La última gran homilía de este extraño curso eclesial la ha pronunciado el Papa en la fiesta de los apóstoles Pedro y Pablo. Recordando a quienes fueron columnas de la primera Iglesia, Francisco ha enfocado dos palabras sustanciales: unidad y profecía, que son la síntesis de la fuerza vital de la Iglesia, incluso en las circunstancias más hostiles.
Son palabras que se iluminan con la historia de Paolo Mao Cunguo, obispo de Shuozhou, en la provincia china de Shanxi, que solo ha podido sentarse públicamente en su sede 16 años después de que fuera ordenado obispo al margen de los procedimientos establecidos por el régimen. Durante estos años el Gobierno nunca le ha reconocido como obispo, aunque a veces ha mirado para otro lado cuando celebraba en la catedral con sus insignias episcopales. «Tenemos el Evangelio, los sacramentos, la sucesión apostólica y la comunión con el Papa: no nos falta nada de lo que necesitamos para vivir la fe y testimoniar a Jesucristo», ha dicho un pastor que ha sufrido, pero que no se entretiene en cuitas inútiles.

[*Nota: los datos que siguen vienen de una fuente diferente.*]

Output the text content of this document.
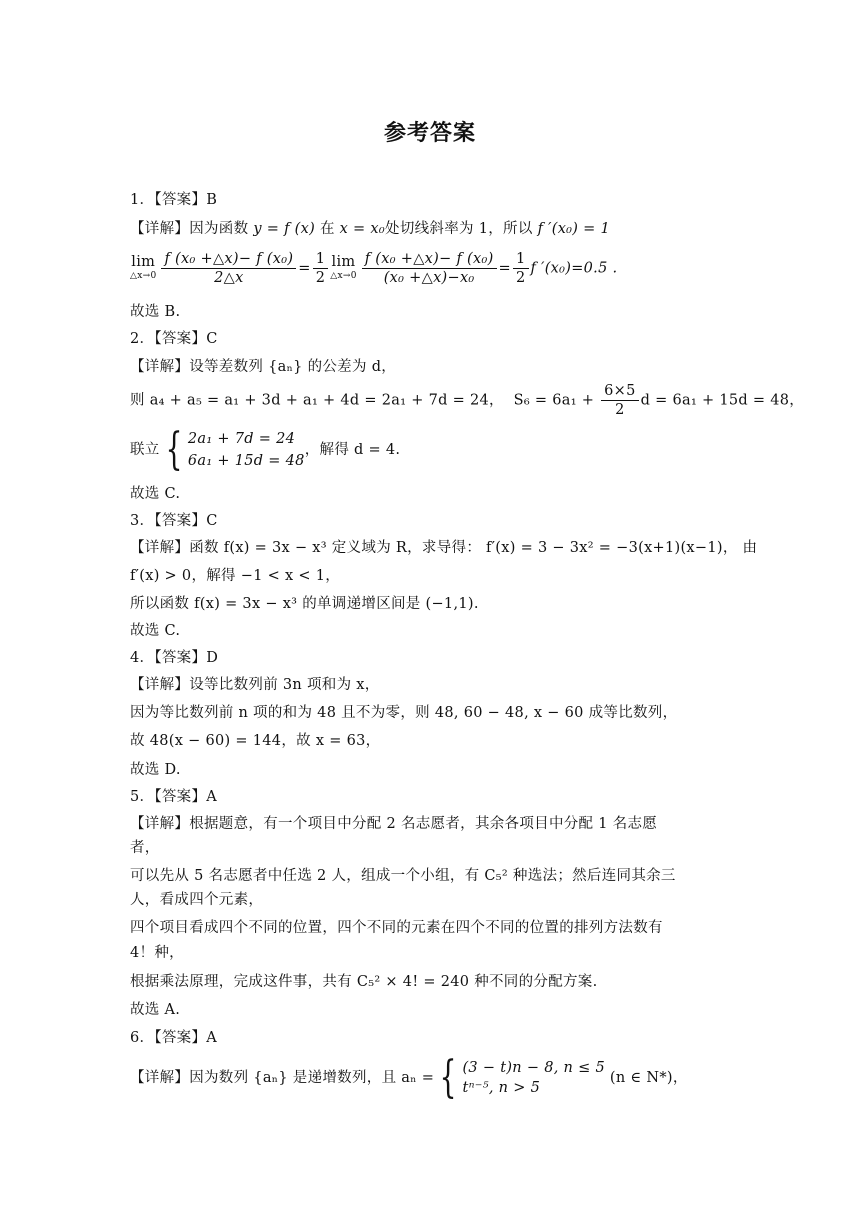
参考答案
1．【答案】B
【详解】因为函数 y = f (x) 在 x = x₀处切线斜率为 1，所以 f ′(x₀) = 1
lim
△x→0 $\frac{\text{f (x₀ +△x)− f (x₀)}}{2\triangle x} = \frac{1}{2}$ lim
△x→0 $\frac{\text{f (x₀ +△x)− f (x₀)}}{\text{(x₀ +△x)−x₀}} = \frac{1}{2}$ f ′(x₀)=0.5 .
故选 B.
2．【答案】C
【详解】设等差数列 {aₙ} 的公差为 d，
则 a₄ + a₅ = a₁ + 3d + a₁ + 4d = 2a₁ + 7d = 24， $S_6 = 6a_1 + \frac{6\times 5}{2}$ d = 6a₁ + 15d = 48，
联立 { 2a₁ + 7d = 24
6a₁ + 15d = 48
，解得 d = 4.
故选 C.
3．【答案】C
【详解】函数 f(x) = 3x − x³ 定义域为 R，求导得： f′(x) = 3 − 3x² = −3(x+1)(x−1)， 由
f′(x) > 0，解得 −1 < x < 1，
所以函数 f(x) = 3x − x³ 的单调递增区间是 (−1,1).
故选 C.
4．【答案】D
【详解】设等比数列前 3n 项和为 x，
因为等比数列前 n 项的和为 48 且不为零，则 48, 60 − 48, x − 60 成等比数列，
故 48(x − 60) = 144，故 x = 63，
故选 D.
5．【答案】A
【详解】根据题意，有一个项目中分配 2 名志愿者，其余各项目中分配 1 名志愿
者，
可以先从 5 名志愿者中任选 2 人，组成一个小组，有 C₅² 种选法；然后连同其余三
人，看成四个元素，
四个项目看成四个不同的位置，四个不同的元素在四个不同的位置的排列方法数有
4！种，
根据乘法原理，完成这件事，共有 C₅² × 4! = 240 种不同的分配方案.
故选 A.
6．【答案】A
【详解】因为数列 {aₙ} 是递增数列，且 aₙ = { (3 − t)n − 8, n ≤ 5
tⁿ⁻⁵, n > 5
(n ∈ N*)，
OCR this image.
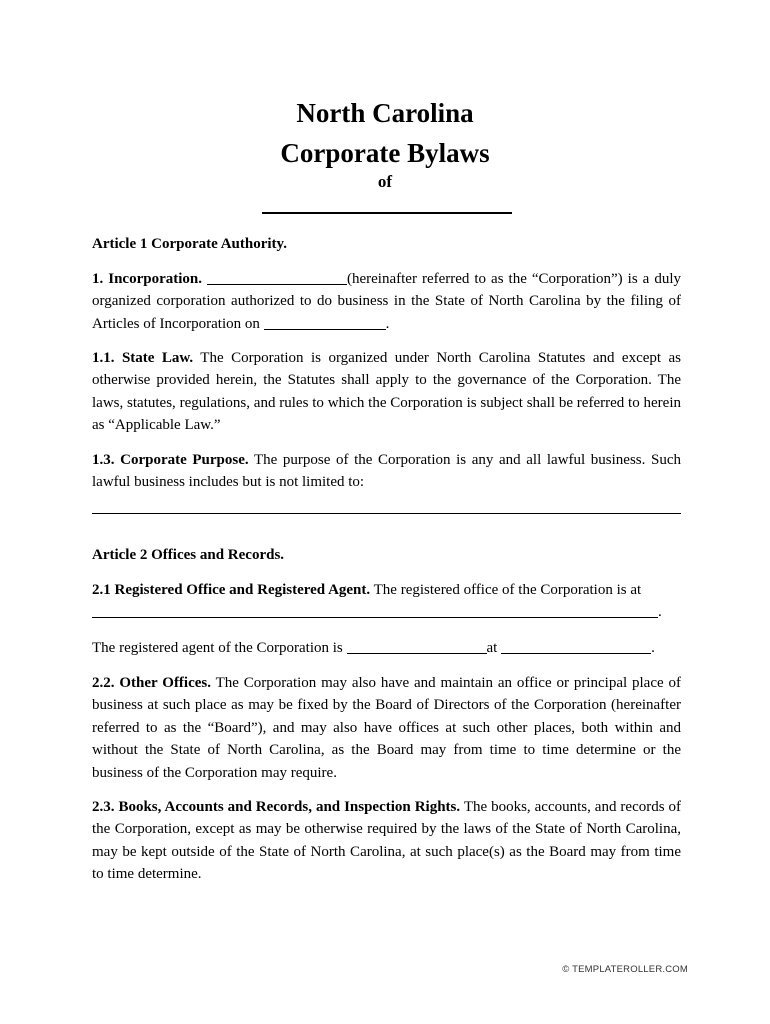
North Carolina
Corporate Bylaws
of

Article 1 Corporate Authority.

1. Incorporation.	(hereinafter referred to as the “Corporation”) is a duly organized corporation authorized to do business in the State of North Carolina by the filing of Articles of Incorporation on	.

1.1. State Law. The Corporation is organized under North Carolina Statutes and except as otherwise provided herein, the Statutes shall apply to the governance of the Corporation. The laws, statutes, regulations, and rules to which the Corporation is subject shall be referred to herein as “Applicable Law.”

1.3. Corporate Purpose. The purpose of the Corporation is any and all lawful business. Such lawful business includes but is not limited to:

Article 2 Offices and Records.

2.1 Registered Office and Registered Agent. The registered office of the Corporation is at .

The registered agent of the Corporation is	at	.

2.2. Other Offices. The Corporation may also have and maintain an office or principal place of business at such place as may be fixed by the Board of Directors of the Corporation (hereinafter referred to as the “Board”), and may also have offices at such other places, both within and without the State of North Carolina, as the Board may from time to time determine or the business of the Corporation may require.

2.3. Books, Accounts and Records, and Inspection Rights. The books, accounts, and records of the Corporation, except as may be otherwise required by the laws of the State of North Carolina, may be kept outside of the State of North Carolina, at such place(s) as the Board may from time to time determine.

© TEMPLATEROLLER.COM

La unidad es un regalo precioso del Señor a sus pobres amigos. Ni con la mejor disposición podríamos mantenerla en medio de los vendavales de la historia. Solo el don del Espíritu a través de los sacramentos y de la cadena apostólica puede hacer que perviva. Por eso es una locura ponerla en riesgo con disputas estériles, de las que hemos visto demasiados ejemplos en los últimos tiempos.

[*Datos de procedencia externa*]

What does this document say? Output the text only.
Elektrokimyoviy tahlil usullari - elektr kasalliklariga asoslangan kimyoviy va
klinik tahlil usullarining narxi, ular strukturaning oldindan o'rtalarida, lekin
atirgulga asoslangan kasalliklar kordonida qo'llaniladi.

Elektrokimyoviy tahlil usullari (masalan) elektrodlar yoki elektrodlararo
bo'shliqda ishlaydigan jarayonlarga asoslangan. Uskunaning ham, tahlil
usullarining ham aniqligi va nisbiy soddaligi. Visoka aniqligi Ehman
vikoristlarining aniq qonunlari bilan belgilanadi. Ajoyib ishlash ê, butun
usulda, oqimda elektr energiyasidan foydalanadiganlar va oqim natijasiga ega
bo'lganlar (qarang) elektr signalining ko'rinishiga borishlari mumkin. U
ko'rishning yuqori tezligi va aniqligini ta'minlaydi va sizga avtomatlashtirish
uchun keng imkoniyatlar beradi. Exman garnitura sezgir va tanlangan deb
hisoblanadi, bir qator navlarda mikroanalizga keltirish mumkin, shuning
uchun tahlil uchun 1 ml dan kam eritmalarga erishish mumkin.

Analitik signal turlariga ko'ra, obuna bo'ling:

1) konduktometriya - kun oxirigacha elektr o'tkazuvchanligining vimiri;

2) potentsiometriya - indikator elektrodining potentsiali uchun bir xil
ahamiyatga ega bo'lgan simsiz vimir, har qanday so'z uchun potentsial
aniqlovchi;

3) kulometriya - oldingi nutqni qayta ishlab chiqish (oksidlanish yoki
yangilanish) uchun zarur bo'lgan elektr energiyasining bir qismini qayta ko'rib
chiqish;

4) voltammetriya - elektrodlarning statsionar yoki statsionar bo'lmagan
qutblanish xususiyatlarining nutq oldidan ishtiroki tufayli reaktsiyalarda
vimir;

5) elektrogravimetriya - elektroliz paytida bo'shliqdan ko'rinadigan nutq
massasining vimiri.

La profecía, dijo Francisco, no es hablar fuerte y decir cosas originales. La profecía es mostrar dentro de la propia circunstancia que la fe cambia la vida. Hemos escuchado muchas cantinelas sobre la necesidad de una «Iglesia profética», casi siempre como excusa para quejarse de lo que hay y para imponer el propio proyecto. Paolo Mao ejerce la profecía en medio de una comunidad pobre y acosada, a la que ningún poder puede quitar, sin embargo, la alegría del Evangelio. No necesitamos gente que chilla (ni desde la izquierda ni desde la derecha) sino gente que «anuncia a Jesús como enamorados… con la alegría del mundo venidero».
Solo eso hace fructificar la misión. De nuevo este obispo chino nos da una lección: «Si nos replegamos sobre nuestros problemas, si nos dedicamos a discutir entre nosotros, consumimos nuestras energías y no llegamos al mundo que nos rodea». Pero en realidad, no nos falta nada de lo necesario para testimoniar a Jesús.